Collection: Li Lu - #4 'The Only Constant in Business is Change'


Video Link: https://youtu.be/p6TQmOhvwmA


In this episode, Li Lu was asked how great businesses build its moat and limiting competition?


In this episode, you’ll learn:

  • How can companies create competitive advantage?

  • The only constant of business is change.

To check out all Collection: Li Lu <click here>

 

[Transcript]

(Source: https://youtu.be/FiHrWy2jGbA)

BRUCE GREENWALD 00:00

Ok, can I actually talk a little bit about those businesses, I mean, in limiting competition and I think Charlie Munger is the master of this, we’re really interested in moat’s. That is the barriers to entry into the business because it’s keeping people out. That’s going to limit competition. If you think about a moat, there are probably only two elements to that moat. So think of it from the point of view of a company trying to get into the business.


One is economies of scale. How big do you have to get? How big a market share do you have to capture in order to be viable as a competitor? So in automobiles, in the global automobile market, it’s really large. And if you have got 1-2% share, you’re going to be fine. In other markets, like, for example, local distribution of caffeinated soft drinks, you’ve got to get to 20-25% of the market to support the infrastructure that you need and to compete. So the first thing is economies of scale.


The second thing I think and again, I’m sort of thinking about Charlie Munger here, is how hard is it to get that market share? Which is all about customer captivity in a contested environment where unique technology will help you with that and so on. So suppose you’ve got to get to 25% share, we know for caffeinated soft drinks that two tenths of a percent share changes hands every year in a contested market. So to get to 25% you’re talking about a 125-year moat.


Do you do a calculation like that for the companies you’re looking at? Do you look at those two elements explicitly?


LI LU 01:44

Well, that and more. (Laughter)


BRUCE GREENWALD 01:46

Ok, then what’s ‘the more’? (Laughter)


LI LU 01:48

Scale is important in there, actually, there is a scale economies in those businesses, not everything actually has a scale economies. So sometimes that scale becomes a counterpoint, they could actually be more difficult to really manage. But in a scale economy, scale does really become a competitive advantage. But the dynamic will change after a certain scale, you mentioned automobiles, that’s an interesting example, you know what happens at different phases of the industry.


The consumer side is also important in a sense that if you have quite a bit of consumer addiction to certain products and brand loyalty, obviously that is important and they’re good for a long time until they’re not good. Things do change. New product categories would come along, and brands get tired and old, and not refreshed. The new generations really don’t like to have the same taste as their parents and grandparents.


So that’s really the most interesting aspect of businesses is, (the) only constant is the constant change.

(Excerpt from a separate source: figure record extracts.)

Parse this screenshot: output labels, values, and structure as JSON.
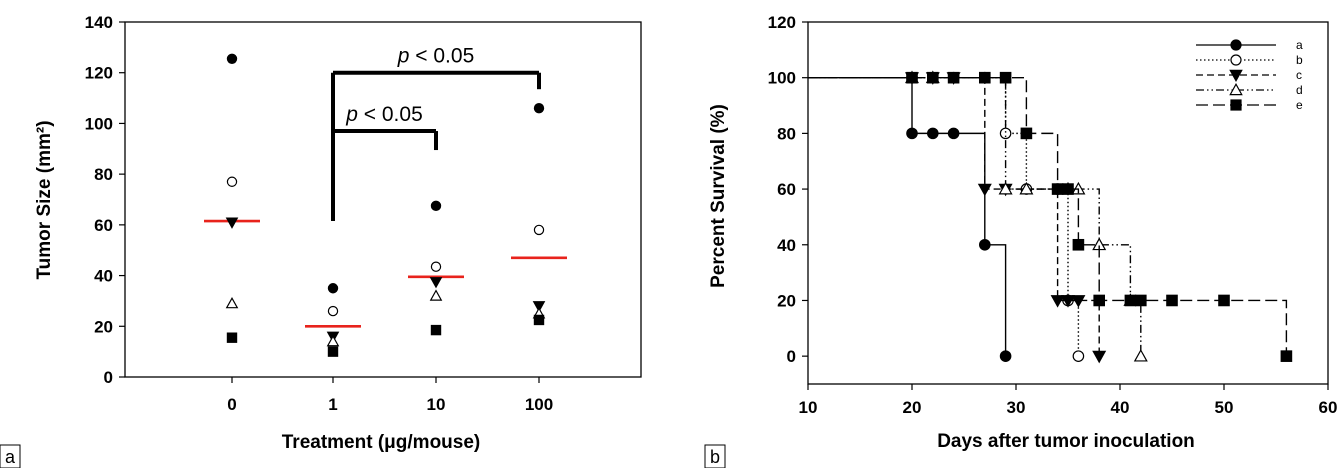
{
  "chart_data": [
    {
      "type": "scatter",
      "panel_label": "a",
      "xlabel": "Treatment (μg/mouse)",
      "ylabel": "Tumor Size (mm²)",
      "categories": [
        "0",
        "1",
        "10",
        "100"
      ],
      "ylim": [
        0,
        140
      ],
      "yticks": [
        0,
        20,
        40,
        60,
        80,
        100,
        120,
        140
      ],
      "grid": false,
      "marker_legend": {
        "a": "filled-circle",
        "b": "open-circle",
        "c": "filled-down-triangle",
        "d": "open-up-triangle",
        "e": "filled-square"
      },
      "points": [
        {
          "category": "0",
          "values": {
            "a": 125.5,
            "b": 77,
            "c": 61,
            "d": 29,
            "e": 15.5
          }
        },
        {
          "category": "1",
          "values": {
            "a": 35,
            "b": 26,
            "c": 16,
            "d": 14,
            "e": 10
          }
        },
        {
          "category": "10",
          "values": {
            "a": 67.5,
            "b": 43.5,
            "c": 37.5,
            "d": 32,
            "e": 18.5
          }
        },
        {
          "category": "100",
          "values": {
            "a": 106,
            "b": 58,
            "c": 28,
            "d": 25,
            "e": 22.5
          }
        }
      ],
      "means": [
        {
          "category": "0",
          "value": 61.5
        },
        {
          "category": "1",
          "value": 20
        },
        {
          "category": "10",
          "value": 39.5
        },
        {
          "category": "100",
          "value": 47
        }
      ],
      "mean_color": "#e8231c",
      "annotations": [
        {
          "text": "p < 0.05",
          "from": "1",
          "to": "10",
          "level": 97
        },
        {
          "text": "p < 0.05",
          "from": "1",
          "to": "100",
          "level": 120
        }
      ]
    },
    {
      "type": "line",
      "step": true,
      "panel_label": "b",
      "xlabel": "Days after tumor inoculation",
      "ylabel": "Percent Survival (%)",
      "xlim": [
        10,
        60
      ],
      "ylim": [
        -10,
        120
      ],
      "xticks": [
        10,
        20,
        30,
        40,
        50,
        60
      ],
      "yticks": [
        0,
        20,
        40,
        60,
        80,
        100,
        120
      ],
      "grid": false,
      "legend_position": "top-right",
      "series": [
        {
          "name": "a",
          "marker": "filled-circle",
          "dash": "solid",
          "x": [
            10,
            20,
            22,
            24,
            27,
            29
          ],
          "y": [
            100,
            80,
            80,
            80,
            40,
            0
          ]
        },
        {
          "name": "b",
          "marker": "open-circle",
          "dash": "dotted",
          "x": [
            10,
            20,
            22,
            24,
            27,
            29,
            31,
            34,
            35,
            36
          ],
          "y": [
            100,
            100,
            100,
            100,
            100,
            80,
            60,
            60,
            20,
            0
          ]
        },
        {
          "name": "c",
          "marker": "filled-down-triangle",
          "dash": "dashed",
          "x": [
            10,
            20,
            22,
            24,
            27,
            29,
            34,
            35,
            36,
            38
          ],
          "y": [
            100,
            100,
            100,
            100,
            60,
            60,
            20,
            20,
            20,
            0
          ]
        },
        {
          "name": "d",
          "marker": "open-up-triangle",
          "dash": "dash-dot-dot",
          "x": [
            10,
            20,
            22,
            29,
            31,
            35,
            36,
            38,
            41,
            42
          ],
          "y": [
            100,
            100,
            100,
            60,
            60,
            60,
            60,
            40,
            20,
            0
          ]
        },
        {
          "name": "e",
          "marker": "filled-square",
          "dash": "long-dash",
          "x": [
            10,
            20,
            22,
            24,
            27,
            29,
            31,
            34,
            35,
            36,
            38,
            41,
            42,
            45,
            50,
            56
          ],
          "y": [
            100,
            100,
            100,
            100,
            100,
            100,
            80,
            60,
            60,
            40,
            20,
            20,
            20,
            20,
            20,
            0
          ]
        }
      ]
    }
  ]
}
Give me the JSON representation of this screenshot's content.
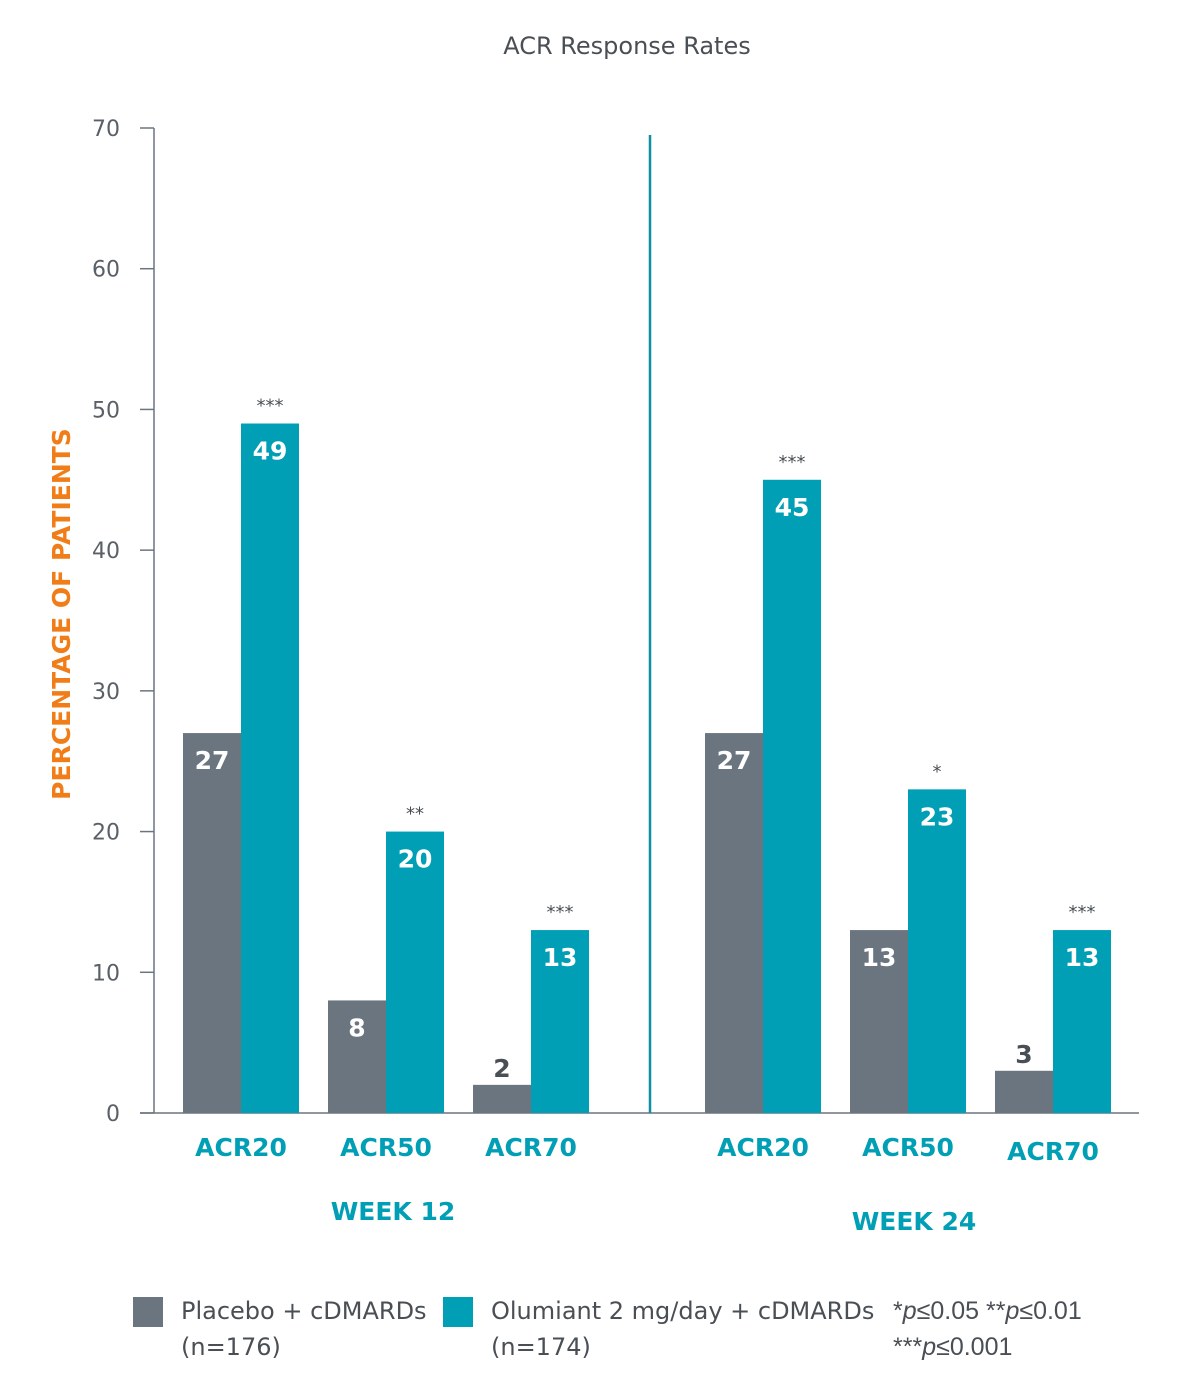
{
  "chart_data": {
    "type": "bar",
    "title": "ACR Response Rates",
    "ylabel": "PERCENTAGE OF PATIENTS",
    "ylim": [
      0,
      70
    ],
    "yticks": [
      "0",
      "10",
      "20",
      "30",
      "40",
      "50",
      "60",
      "70"
    ],
    "groups": [
      {
        "name": "WEEK 12",
        "categories": [
          "ACR20",
          "ACR50",
          "ACR70"
        ],
        "placebo": [
          27,
          8,
          2
        ],
        "olumiant": [
          49,
          20,
          13
        ],
        "significance": [
          "***",
          "**",
          "***"
        ]
      },
      {
        "name": "WEEK 24",
        "categories": [
          "ACR20",
          "ACR50",
          "ACR70"
        ],
        "placebo": [
          27,
          13,
          3
        ],
        "olumiant": [
          45,
          23,
          13
        ],
        "significance": [
          "***",
          "*",
          "***"
        ]
      }
    ],
    "series": [
      {
        "name": "Placebo + cDMARDs",
        "n": "(n=176)",
        "color": "#6b7580"
      },
      {
        "name": "Olumiant 2 mg/day + cDMARDs",
        "n": "(n=174)",
        "color": "#009fb5"
      }
    ],
    "colors": {
      "accent_orange": "#f07d17",
      "category_teal": "#009fb5",
      "divider": "#0d8fa0"
    },
    "footnote": {
      "line1": {
        "s1": "*",
        "p1": "p",
        "v1": "≤0.05 **",
        "p2": "p",
        "v2": "≤0.01"
      },
      "line2": {
        "s1": "***",
        "p1": "p",
        "v1": "≤0.001"
      }
    }
  }
}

All great business changes over time. And (there’s) absolutely no business that can really maintain that competitive edge for forever. But some of the businesses can really keep it for a very, very long time. And of course, when it changes it’s really upon the management team to be able to really reallocate capital towards those businesses, (that are) actually now enjoying a robust competitive advantage.


Take example with Berkshire. It started out as a lousy business, losing business of textile in New England. And Warren and Charlie’s skill is that they took the last bit of the cash flow and skillfully invested in some other businesses, really on the right side of the trajectory. But over time, some of those businesses began to lose its competitive advantage and then they took that capital and allocated to the ones that – so obviously the management capability of allocating capital also plays a very important role.


And, of course, that the culture of a company in the industry that’s rapidly changing so that you are always a few steps ahead of your competitors, which allows you to always (inaudible) on the edge, that also becomes enduring competitive advantage if that culture endures. So in every specific businesses, what really make them successful are very, very different and they change over time. And so that is the most fascinating aspect of the competitive dynamics and those are the most fascinating aspect of being an investor.